The current State Highway 1 was designated on February 5, 1968. The portion of highway between Haileyville and Talihina was made solely part of SH-1. This left SH-63 in two discontinuous sections, one between Kiowa and Haileyville and one from Talihina to the Arkansas line. This situation would persist for fifteen years. On July 7, 1983, SH-63 was restored between the two segments, forming the SH-1/63 concurrency. No further changes have occurred to the highway since.

==Junction list==

| County | Location | mi | km | Destinations | Notes |
| Pittsburg | Kiowa | 0.0 | 0.0 | US 69 | Western terminus |
| Haileyville | 21.9 | 35.2 | US 270 / SH-1 | Western end of US-270/SH-1 concurrency |
| Hartshorne | 24.6 | 39.6 | US 270 | Eastern end of US-270 concurrency |
| Latimer | ​ | 39.9 | 64.2 | SH-2 | Northern end of SH-2 concurrency |
| ​ | 46.0 | 74.0 | SH-2 | Southern end of SH-2 concurrency |
| ​ | 57.9 | 93.2 | SH-63A | Southern terminus of SH-63A |
| Le Flore | Talihina | 59.2 | 95.3 | SH-82 | Southern terminus of SH-82 |
| 59.7 | 96.1 | SH-1 | Eastern end of SH-1 concurrency |
| Big Cedar | 85.4 | 137.4 | US 271 |  |
| ​ | 96.7 | 155.6 | AR 8 | Eastern terminus, Arkansas state line |
1.000 mi = 1.609 km; 1.000 km = 0.621 mi Concurrency terminus;

==SH-63A==

SH-63 has one lettered spur, SH-63A. SH-63A begins at SH-1/63 two miles (3 km) west of Talihina.
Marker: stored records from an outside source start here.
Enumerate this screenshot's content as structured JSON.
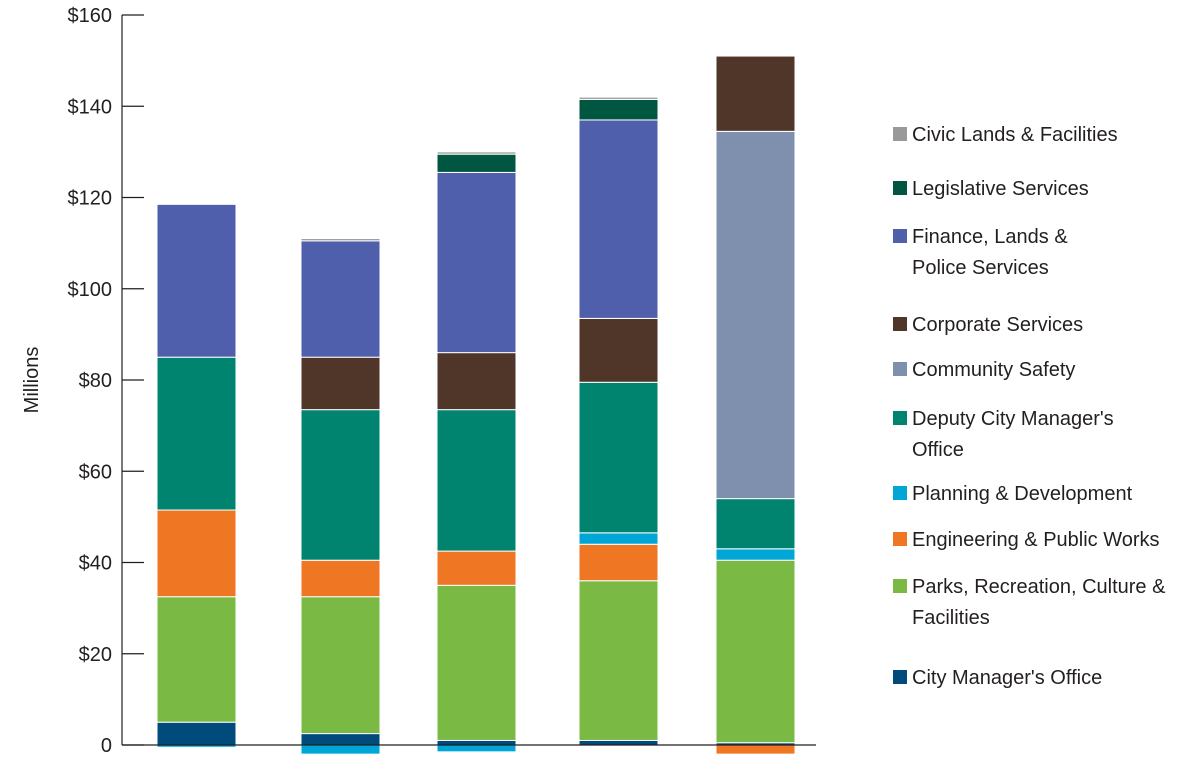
{
  "chart_data": {
    "type": "bar",
    "stacked": true,
    "title": "",
    "xlabel": "",
    "ylabel": "Millions",
    "ylim": [
      0,
      160
    ],
    "y_ticks": [
      {
        "value": 0,
        "label": "0"
      },
      {
        "value": 20,
        "label": "$20"
      },
      {
        "value": 40,
        "label": "$40"
      },
      {
        "value": 60,
        "label": "$60"
      },
      {
        "value": 80,
        "label": "$80"
      },
      {
        "value": 100,
        "label": "$100"
      },
      {
        "value": 120,
        "label": "$120"
      },
      {
        "value": 140,
        "label": "$140"
      },
      {
        "value": 160,
        "label": "$160"
      }
    ],
    "categories": [
      "",
      "",
      "",
      "",
      ""
    ],
    "grid": false,
    "legend_position": "right",
    "series": [
      {
        "name": "City Manager's Office",
        "color": "#004b7c",
        "values": [
          5,
          2.5,
          1,
          1,
          0.5
        ]
      },
      {
        "name": "Parks, Recreation, Culture & Facilities",
        "color": "#7ab943",
        "values": [
          27.5,
          30,
          34,
          35,
          40
        ]
      },
      {
        "name": "Engineering & Public Works",
        "color": "#ef7622",
        "values": [
          19,
          8,
          7.5,
          8,
          -2
        ]
      },
      {
        "name": "Planning & Development",
        "color": "#00a6d6",
        "values": [
          -0.5,
          -2,
          -1.5,
          2.5,
          2.5
        ]
      },
      {
        "name": "Deputy City Manager's Office",
        "color": "#00846f",
        "values": [
          33.5,
          33,
          31,
          33,
          11
        ]
      },
      {
        "name": "Community Safety",
        "color": "#7f8fae",
        "values": [
          0,
          0,
          0,
          0,
          80.5
        ]
      },
      {
        "name": "Corporate Services",
        "color": "#4f3629",
        "values": [
          0,
          11.5,
          12.5,
          14,
          16.5
        ]
      },
      {
        "name": "Finance, Lands & Police Services",
        "color": "#4f5fab",
        "values": [
          33.5,
          25.5,
          39.5,
          43.5,
          0
        ]
      },
      {
        "name": "Legislative Services",
        "color": "#005640",
        "values": [
          0,
          0,
          4,
          4.5,
          0
        ]
      },
      {
        "name": "Civic Lands & Facilities",
        "color": "#999999",
        "values": [
          0,
          0.5,
          0.5,
          0.5,
          0
        ]
      }
    ],
    "legend": [
      {
        "lines": [
          "Civic Lands & Facilities"
        ],
        "color": "#999999"
      },
      {
        "lines": [
          "Legislative Services"
        ],
        "color": "#005640"
      },
      {
        "lines": [
          "Finance, Lands &",
          "Police Services"
        ],
        "color": "#4f5fab"
      },
      {
        "lines": [
          "Corporate Services"
        ],
        "color": "#4f3629"
      },
      {
        "lines": [
          "Community Safety"
        ],
        "color": "#7f8fae"
      },
      {
        "lines": [
          "Deputy City Manager's",
          "Office"
        ],
        "color": "#00846f"
      },
      {
        "lines": [
          "Planning & Development"
        ],
        "color": "#00a6d6"
      },
      {
        "lines": [
          "Engineering & Public Works"
        ],
        "color": "#ef7622"
      },
      {
        "lines": [
          "Parks, Recreation, Culture &",
          "Facilities"
        ],
        "color": "#7ab943"
      },
      {
        "lines": [
          "City Manager's Office"
        ],
        "color": "#004b7c"
      }
    ]
  }
}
It heads north for 1/4 mi before forking into two separate highways. The west fork goes to the Choctaw Nation hospital, while the east fork goes to the Oklahoma Veterans Center. The west fork is exactly 1.00 mi long, and the southern and eastern forks together are 1.40 mi, for a total combined length of 2.40 mi.